From the above result, we may infer that if TV price increases by 1 unit it will affect sales by 0.045 units.

### Predictions

In [0]:
y_pred = lr.predict(X_test)

In [0]:
print(type(y_pred))

In [0]:
print(y_pred[:10])

#### Calculating Error terms

In [0]:
from sklearn.metrics import mean_squared_error, r2_score
mse = mean_squared_error(y_test, y_pred)
r_squared = r2_score(y_test, y_pred)

In [0]:
print('Mean squared error: ', mse)
print('R_square_value: ', r_squared)

#### Optional: Checking for P-value using StatsModels

In [0]:
import statsmodels.api as sm

X_train_sm = X_train

# Unlike sklearn, statsmodels doesn't automatically fit a constant,
# so you need to use the method sm.add_constant(X) in order to add a constant
X_train_sm = sm.add_constant(X_train_sm)
print(X_train_sm.head())

# Create a fitted model in one line
lr_1 = sm.OLS(y_train, X_train_sm).fit()

# print the coefficients
lr_1.params

In [0]:
lr_1.summary()

From the above we can see that Newspaper is insignificant because of high P-value

In [0]:
%matplotlib inline

In [0]:
plt.figure(figsize=(5,5))
sns.heatmap(advertising.corr(), annot=True)

Above heatmap shows Radio and newspaper are highly correlated. We need to check individual R-squared value for newspaper and Sales

#### Simple Linear Regression model on Newspaper vs Sales

In [0]:
import numpy as np
import pandas as pd

news_adv = pd.read_csv('/content/gdrive/My Drive/Colab Notebooks/Datasets/advertising/advertising.csv')

X_news = news_adv['Newspaper']
y_news = news_adv['Sales']

from sklearn.model_selection import train_test_split
X_news_train, X_news_test, y_news_train, y_news_test = train_test_split(X_news, y_news, train_size=0.7, random_state = 110)

print(X_news_train.shape)
print(X_news_test.shape)

X_news_train = X_news_train[:,np.newaxis]
X_news_test = X_news_test[:,np.newaxis]

print(X_news_train.shape)
print(X_news_test.shape)

lr_news = LinearRegression()
lr_news.fit(X_news_train, y_news_train)
print(lr_news.intercept_)
print(lr_news.coef_)

y_news_pred = lr_news.predict(X_news_test)

r_squared_news = r2_score(y_news_test, y_news_pred)
print(r_squared_news)

Above, we can see R-Squared value is very low almost close to 0. Hence, it doesn't affect Sales if we remove Newspaper from other features. 
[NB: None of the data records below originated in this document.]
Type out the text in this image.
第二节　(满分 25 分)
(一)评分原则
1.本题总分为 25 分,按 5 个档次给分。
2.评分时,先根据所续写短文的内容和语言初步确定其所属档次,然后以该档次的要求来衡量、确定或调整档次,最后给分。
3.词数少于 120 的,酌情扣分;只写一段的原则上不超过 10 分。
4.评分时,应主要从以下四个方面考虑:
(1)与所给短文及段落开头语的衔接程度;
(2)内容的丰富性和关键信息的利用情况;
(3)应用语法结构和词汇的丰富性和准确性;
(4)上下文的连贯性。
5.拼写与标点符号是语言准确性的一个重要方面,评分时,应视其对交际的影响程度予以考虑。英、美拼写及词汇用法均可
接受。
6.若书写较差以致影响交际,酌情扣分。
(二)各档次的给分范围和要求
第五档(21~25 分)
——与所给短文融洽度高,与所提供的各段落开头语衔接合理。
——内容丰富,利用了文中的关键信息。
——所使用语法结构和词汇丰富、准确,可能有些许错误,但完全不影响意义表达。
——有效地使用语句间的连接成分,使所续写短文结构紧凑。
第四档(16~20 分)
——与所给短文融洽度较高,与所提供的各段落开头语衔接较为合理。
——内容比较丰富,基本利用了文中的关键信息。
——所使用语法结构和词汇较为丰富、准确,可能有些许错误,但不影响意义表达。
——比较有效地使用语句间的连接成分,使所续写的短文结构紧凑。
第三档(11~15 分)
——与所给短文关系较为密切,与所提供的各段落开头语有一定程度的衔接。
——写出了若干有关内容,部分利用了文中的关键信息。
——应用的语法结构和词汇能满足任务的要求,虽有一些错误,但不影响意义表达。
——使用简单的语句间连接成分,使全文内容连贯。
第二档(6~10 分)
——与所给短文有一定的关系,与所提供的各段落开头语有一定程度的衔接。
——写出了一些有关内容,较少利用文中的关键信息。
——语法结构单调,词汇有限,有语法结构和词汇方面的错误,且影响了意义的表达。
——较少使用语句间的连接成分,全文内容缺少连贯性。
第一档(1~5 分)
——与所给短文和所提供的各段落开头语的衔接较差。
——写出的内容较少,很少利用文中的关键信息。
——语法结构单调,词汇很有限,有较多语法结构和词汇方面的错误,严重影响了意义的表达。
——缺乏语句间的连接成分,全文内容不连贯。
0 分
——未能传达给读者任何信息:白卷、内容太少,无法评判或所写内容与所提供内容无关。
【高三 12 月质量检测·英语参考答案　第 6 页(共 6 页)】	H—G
### Implementing the results and running the model again

In [0]:
# Putting feature variable to X
X = advertising[['TV','Radio','Newspaper']]
y = advertising['Sales']

X_train, X_test, y_train, y_test = train_test_split(X, y, train_size=0.7, random_state=101)

# Removing Newspaper from our dataset
X_train_new = X_train[['TV','Radio']]
X_test_new = X_test[['TV','Radio']]

In [0]:
lr = LinearRegression()
lr.fit(X_train_new, y_train)

print(lr.intercept_)
print(lr.coef_)

In [0]:
y_pred_new = lr.predict(X_test_new)

In [0]:
# Actual vs Predicted

import matplotlib.pyplot as plt

# Plotting actual and predicted sales
c = [i for i in range(1,61,1)] # generating index
fig = plt.figure()
plt.plot(c, y_test, color='blue', linewidth=2.5,linestyle='-')
plt.plot(c, y_pred, color='red', linewidth=2.5,linestyle='-')
fig.suptitle('Actual  and Predicted', fontsize=20)
plt.xlabel('Index', fontsize=18)
plt.ylabel('Sales', fontsize=16)

In [0]:
# Error terms
c=[i for i in range(1,61,1)]
fig=plt.figure()
plt.plot(c, y_test-y_pred, color='blue',linewidth=2.5,linestyle='-')
fig.suptitle('Error terms', fontsize=20)
plt.xlabel('Index', fontsize=18)
plt.ylabel('y_test - y_pred', fontsize=16)

In [0]:
# plotting distribution of the error term
sns.distplot(y_test-y_pred)
plt.xlabel("Error = y - y_pred")

In [0]:
from sklearn.metrics import mean_squared_error, r2_score
mse = mean_squared_error(y_test, y_pred_new)
r_squared = r2_score(y_test, y_pred_new)

In [0]:
print('Mean squared error: ', mse)
print ('R_Squared: ', r_squared)

In [0]:
X_train_final = X_train_new

X_train_final = sm.add_constant(X_train_final)
lm_final = sm.OLS(y_train, X_train_final).fit()

print(lm_final.summary())

Now it looks like perfect model with TV and Radio with high R-Squared value.